Large Scale Sequencing and Analysis of AT Rich Eukaryote Genomes

Abstract

Environmental pressures can direct genomes from a normal to a more or less pronounced imbalance in the base composition. These pressures seem to occur relatively often since genomes with a deviation from a normal base composition are widespread throughout lower eukaryotes. These genomes show altered codon usage and enrichment for the preferred bases in intron and intergenic regions. Techniques designed for large scale sequencing and assembly of genomes with normal base composition will fail with these unusual genomes. Additionally, the currently available analysis tools are mainly suitable for gene finding in genomes with normal base composition. In recent years some large scale genome analysis projects involving species with a skew directed to a very high AT content were initiated.
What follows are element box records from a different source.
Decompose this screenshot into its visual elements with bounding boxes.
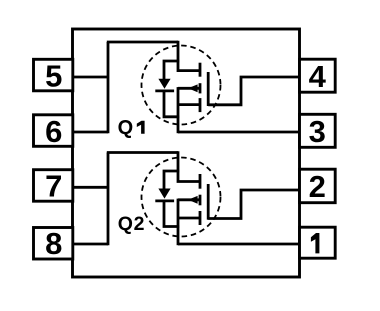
diode D1 anode branch bbox=[164, 61, 179, 79]
transistor Q1 drain lead bbox=[178, 41, 200, 71]
wire pin 4 to gate Q1 bbox=[208, 77, 300, 105]
wire pin 5 to drain net bbox=[72, 76, 109, 79]
transistor Q2 body arrow bbox=[188, 196, 198, 204]
wire pin 8 to drain net Q2 bbox=[72, 243, 109, 246]
wire pin 3 to source Q1 bbox=[178, 131, 301, 134]
svg-text:5: 5 bbox=[45, 58, 62, 93]
svg-text:7: 7 bbox=[45, 169, 62, 204]
svg-text:3: 3 bbox=[309, 114, 326, 149]
svg-text:Q2: Q2 bbox=[118, 213, 145, 235]
diode D2 anode branch bbox=[164, 171, 179, 189]
transistor Q2 body channel segment bbox=[199, 195, 202, 206]
pin 2 box bbox=[300, 169, 336, 204]
wire pin 7 to drain net Q2 bbox=[72, 186, 109, 189]
transistor Q1 drain channel segment bbox=[199, 63, 202, 77]
transistor Q1 source stub bbox=[178, 103, 200, 106]
pin 7 box bbox=[34, 169, 73, 204]
transistor Q2 source channel segment bbox=[199, 211, 202, 225]
transistor Q1 dashed circle bbox=[142, 46, 221, 125]
transistor Q2 drain channel segment bbox=[199, 174, 202, 189]
transistor Q2 source bus bbox=[177, 199, 180, 246]
svg-text:6: 6 bbox=[45, 114, 62, 149]
transistor Q2 source stub bbox=[178, 217, 200, 220]
pin 5 box bbox=[34, 58, 73, 93]
diode D1 cathode lead bbox=[164, 91, 179, 117]
svg-text:4: 4 bbox=[309, 59, 327, 94]
transistor Q1 body stub bbox=[178, 87, 200, 90]
svg-text:8: 8 bbox=[45, 226, 62, 261]
transistor Q1 body channel segment bbox=[199, 83, 202, 93]
transistor Q1 gate line bbox=[207, 72, 210, 106]
wire pin 6 to drain net bbox=[72, 131, 109, 134]
diode D1 cathode bar bbox=[155, 90, 174, 93]
transistor Q1 body arrow bbox=[188, 84, 198, 92]
diode D2 triangle bbox=[158, 189, 170, 199]
transistor Q2 body stub bbox=[178, 198, 200, 201]
pin 4 box bbox=[300, 59, 336, 94]
wire Q2 drain top bbox=[107, 151, 178, 154]
svg-text:Q: Q bbox=[118, 117, 134, 139]
diode D2 cathode bar bbox=[155, 199, 174, 202]
transistor Q2 dashed circle bbox=[142, 158, 221, 237]
diode D2 cathode lead bbox=[164, 201, 179, 227]
pin 1 box bbox=[300, 227, 336, 258]
wire pin 1 to source Q2 bbox=[178, 243, 301, 246]
pin 3 box bbox=[300, 114, 336, 149]
wire drain net vertical Q2 bbox=[107, 153, 110, 246]
transistor Q1 source bus bbox=[177, 87, 180, 133]
transistor Q1 source channel segment bbox=[199, 98, 202, 112]
diode D1 triangle bbox=[158, 79, 170, 89]
transistor Q2 drain lead bbox=[178, 151, 200, 181]
wire pin 2 to gate Q2 bbox=[208, 190, 300, 219]
svg-text:2: 2 bbox=[309, 169, 326, 204]
transistor Q2 gate line bbox=[207, 184, 210, 220]
pin 8 box bbox=[34, 226, 73, 261]
wire drain net vertical Q1 bbox=[107, 42, 110, 133]
package outline U1 bbox=[73, 29, 300, 277]
wire Q1 drain top bbox=[107, 41, 178, 44]
pin 6 box bbox=[34, 114, 73, 149]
These projects are encountered with sequencing, assembly, and gap closure problems due to the high AT content. These problems can only be overcome with additional techniques, which partly were developed and used in the ongoing projects. In this review some characteristic aspects of AT rich genomes, the progress of the Dictyostelium discoideum and the Plasmodium falciparum projects, as well as techniques specifically used for the sequencing of these genomes are highlighted. ANALYSIS OF GENOMES In recent years many bacteria, some archaea, and some eukaryotes were selected for genome sequencing and analysis projects. In a second step functional genomics then will provide insights into basic cellular processes (1). Economical value or expansion of knowledge was of decisive importance for the selection of distinct species. The analysis of genomes of economically interesting species like crop plants, soy bean, etc. may lead to an increase in food production (2). The knowledge of genomes of pathogens and parasites will probably help to develop novel drugs against defined targets in the pathogeneses. Other species chosen play a key role for the understanding of biological processes and phenomena. The comparison of whole genomes of species from different or consecutive evolutionary stages will elucidate the kind of key genes in evolutionary processes.